Il conservatorismo tradizionalista, conosciuto genericamente come tradizionalismo, descrive una filosofia politica situata nell'alveo del conservatorismo che sottolinea la necessità - filosofica, etica e pratica - di salvaguardare i principi della legge naturale e dell'ordine morale trascendente, della tradizione, dell'unità organica e gerarchica, della vita rurale, del classicismo, della cultura elevata e della fedeltà.[8]
Alcuni tradizionalisti hanno abbracciato i termini di reazione e controrivoluzione, riferendosi alla decadenza della società provocata dall'illuminismo Poiché i conservatori tradizionalisti hanno una visione gerarchica della società, spesso difendono una struttura politica di tipo monarchico, aristocratico o demo-organico, come l'assetto sociale più naturale e benefico. Questo tipo di Tradizionalismo - sebbene non si incarni in un preciso modello politico - è esistito dacché è cominciata la civiltà; la sua espressione contemporanea, tuttavia, si sviluppò nel XVIII secolo, soprattutto in risposta alla guerra civile inglese e alla rivoluzione francese. Spesso è collocato nella destra, ma vi sono anche pensatori culturalmente tradizionali che non si identificano in quest'area politica.

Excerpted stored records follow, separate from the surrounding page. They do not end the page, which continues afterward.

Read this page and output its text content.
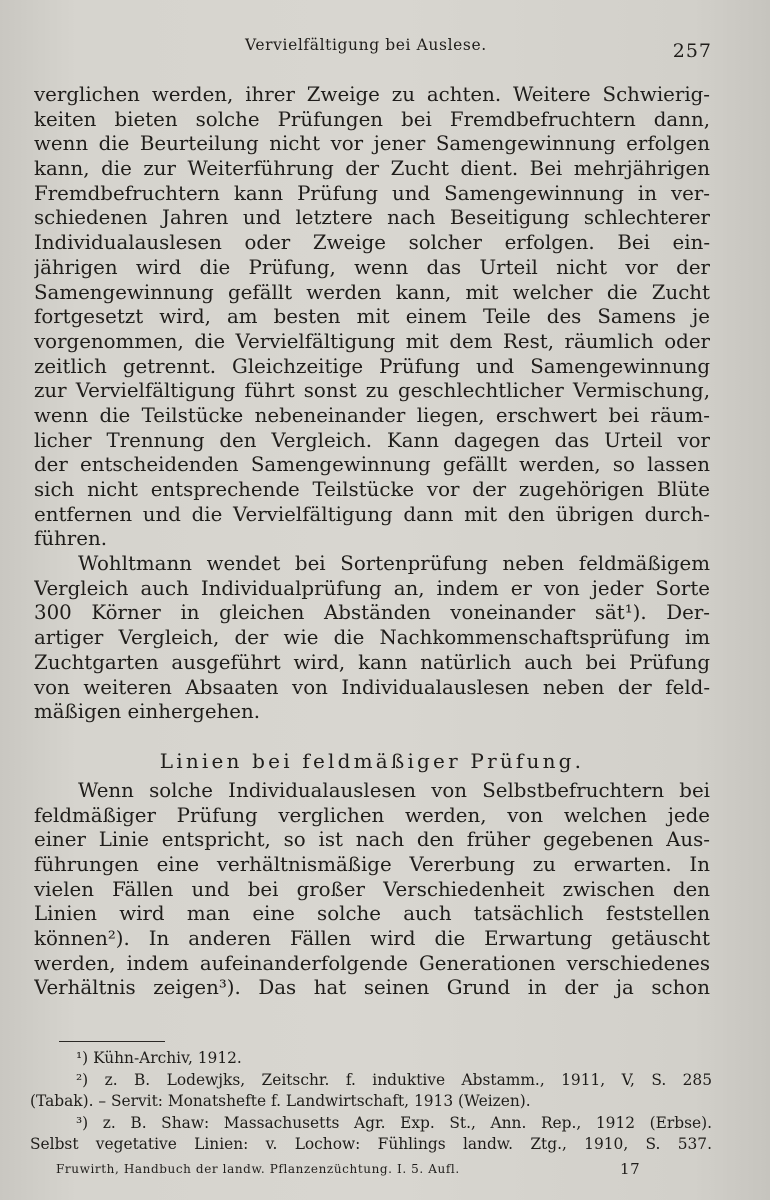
Vervielfältigung bei Auslese.	257
verglichen werden, ihrer Zweige zu achten. Weitere Schwierig-
keiten bieten solche Prüfungen bei Fremdbefruchtern dann,
wenn die Beurteilung nicht vor jener Samengewinnung erfolgen
kann, die zur Weiterführung der Zucht dient. Bei mehrjährigen
Fremdbefruchtern kann Prüfung und Samengewinnung in ver-
schiedenen Jahren und letztere nach Beseitigung schlechterer
Individualauslesen oder Zweige solcher erfolgen. Bei ein-
jährigen wird die Prüfung, wenn das Urteil nicht vor der
Samengewinnung gefällt werden kann, mit welcher die Zucht
fortgesetzt wird, am besten mit einem Teile des Samens je
vorgenommen, die Vervielfältigung mit dem Rest, räumlich oder
zeitlich getrennt. Gleichzeitige Prüfung und Samengewinnung
zur Vervielfältigung führt sonst zu geschlechtlicher Vermischung,
wenn die Teilstücke nebeneinander liegen, erschwert bei räum-
licher Trennung den Vergleich. Kann dagegen das Urteil vor
der entscheidenden Samengewinnung gefällt werden, so lassen
sich nicht entsprechende Teilstücke vor der zugehörigen Blüte
entfernen und die Vervielfältigung dann mit den übrigen durch-
führen.
Wohltmann wendet bei Sortenprüfung neben feldmäßigem
Vergleich auch Individualprüfung an, indem er von jeder Sorte
300 Körner in gleichen Abständen voneinander sät¹). Der-
artiger Vergleich, der wie die Nachkommenschaftsprüfung im
Zuchtgarten ausgeführt wird, kann natürlich auch bei Prüfung
von weiteren Absaaten von Individualauslesen neben der feld-
mäßigen einhergehen.
Linien bei feldmäßiger Prüfung.
Wenn solche Individualauslesen von Selbstbefruchtern bei
feldmäßiger Prüfung verglichen werden, von welchen jede
einer Linie entspricht, so ist nach den früher gegebenen Aus-
führungen eine verhältnismäßige Vererbung zu erwarten. In
vielen Fällen und bei großer Verschiedenheit zwischen den
Linien wird man eine solche auch tatsächlich feststellen
können²). In anderen Fällen wird die Erwartung getäuscht
werden, indem aufeinanderfolgende Generationen verschiedenes
Verhältnis zeigen³). Das hat seinen Grund in der ja schon
¹) Kühn-Archiv, 1912.
²) z. B. Lodewjks, Zeitschr. f. induktive Abstamm., 1911, V, S. 285
(Tabak). – Servit: Monatshefte f. Landwirtschaft, 1913 (Weizen).
³) z. B. Shaw: Massachusetts Agr. Exp. St., Ann. Rep., 1912 (Erbse).
Selbst vegetative Linien: v. Lochow: Fühlings landw. Ztg., 1910, S. 537.
Fruwirth, Handbuch der landw. Pflanzenzüchtung. I. 5. Aufl.	17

Il concetto di "tradizione" nella massoneria è estremamente importante e dibattuto, poiché alcuni studiosi lo riconducono a un esoterismo inteso come trasmissione di storia, filosofia di pensiero e valori, altri lo ritraggono quale trasmissione esoterica di poteri dal significato pertanto iniziatico, sapienziale e spirituale.[25]